Inside the Agroprom Research Institute

Lightning struck the tall chimney stack in the middle of the decrepit industrial complex, illuminating the torrential downpour soaking Strelok to the skin. He dashed from shelter to shelter, counting the seconds between lightning and thunder. The rain wasn't a good sign, it made his Geiger counter tick whenever he was exposed to it. The irradiated water must come from an emission cloud. Thank whatever gods looked upon this godforsaken place that the epicenter was still a few miles away.

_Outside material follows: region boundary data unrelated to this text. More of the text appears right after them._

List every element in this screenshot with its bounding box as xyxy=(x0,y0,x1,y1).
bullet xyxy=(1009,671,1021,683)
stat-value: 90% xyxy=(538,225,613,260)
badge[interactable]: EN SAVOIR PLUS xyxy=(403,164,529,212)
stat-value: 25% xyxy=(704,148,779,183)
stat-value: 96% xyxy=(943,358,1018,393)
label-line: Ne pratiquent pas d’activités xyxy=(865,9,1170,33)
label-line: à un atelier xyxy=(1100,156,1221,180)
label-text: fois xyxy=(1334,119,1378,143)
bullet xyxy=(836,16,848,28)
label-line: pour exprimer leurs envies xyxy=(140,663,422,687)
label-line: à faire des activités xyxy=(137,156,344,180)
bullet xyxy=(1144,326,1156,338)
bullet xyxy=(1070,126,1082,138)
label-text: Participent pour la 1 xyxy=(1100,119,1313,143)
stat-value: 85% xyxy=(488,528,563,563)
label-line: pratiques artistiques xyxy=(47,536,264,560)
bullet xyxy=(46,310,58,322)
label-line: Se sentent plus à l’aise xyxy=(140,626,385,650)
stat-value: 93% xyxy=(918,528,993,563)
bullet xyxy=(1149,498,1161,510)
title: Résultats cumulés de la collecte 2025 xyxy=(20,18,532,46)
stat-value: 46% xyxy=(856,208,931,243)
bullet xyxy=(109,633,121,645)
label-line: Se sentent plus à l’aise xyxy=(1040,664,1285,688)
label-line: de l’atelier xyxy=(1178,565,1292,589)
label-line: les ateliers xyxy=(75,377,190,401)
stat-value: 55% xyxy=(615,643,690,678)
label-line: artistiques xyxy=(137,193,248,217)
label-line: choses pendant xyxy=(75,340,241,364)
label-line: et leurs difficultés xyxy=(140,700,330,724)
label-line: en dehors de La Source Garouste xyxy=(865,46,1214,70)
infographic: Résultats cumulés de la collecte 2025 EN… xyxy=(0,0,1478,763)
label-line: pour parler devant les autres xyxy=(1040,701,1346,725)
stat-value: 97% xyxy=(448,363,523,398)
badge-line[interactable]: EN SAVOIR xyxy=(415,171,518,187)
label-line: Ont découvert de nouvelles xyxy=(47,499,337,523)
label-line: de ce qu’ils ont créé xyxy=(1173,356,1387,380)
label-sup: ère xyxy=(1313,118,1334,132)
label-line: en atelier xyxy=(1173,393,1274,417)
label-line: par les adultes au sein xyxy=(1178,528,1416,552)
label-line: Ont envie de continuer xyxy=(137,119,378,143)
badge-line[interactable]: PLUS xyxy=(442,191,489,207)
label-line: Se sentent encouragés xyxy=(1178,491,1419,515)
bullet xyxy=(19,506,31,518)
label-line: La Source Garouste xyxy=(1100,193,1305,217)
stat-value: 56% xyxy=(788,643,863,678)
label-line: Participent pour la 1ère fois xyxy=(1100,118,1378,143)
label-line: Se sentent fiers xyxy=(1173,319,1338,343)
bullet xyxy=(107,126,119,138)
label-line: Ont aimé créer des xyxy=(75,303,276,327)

Sitting in the shelter of the main building, he stared at his PDA, waiting numbly for signals from Degtayrev. He wouldn't do well out in this storm, the Agroprom complexes were the only decent shelter for a few miles, and the swamps were treacherous at the best of times. The flashes outside were getting redder and redder. He slowly stood up and wandered over to the large shuttered opening, testing it's weight. With a groan, he pulled with all his might, dragging it across 25 year old rollers to close of most of the gap. He poked his small campfire, and pulled himself into his sleeping bag, cutting out the rumbling and shaking and headaches as the emission rolled past.

=

His head snapped to one side, resonating with the sound of a perfect bitch-slap. In alarm and surprise he whipped out his knife in front of him, to see Alexander leap back with a grin on his face.

“Wake up, sleepyhead. Time to get going for the day.”

“Wha- how?” He asked groggily.

“Emergency anabiotics and a railway carriage. Wasn't pretty, but it worked. Anyway, time to get up, at this rate we can reach Yantar before nightfall.”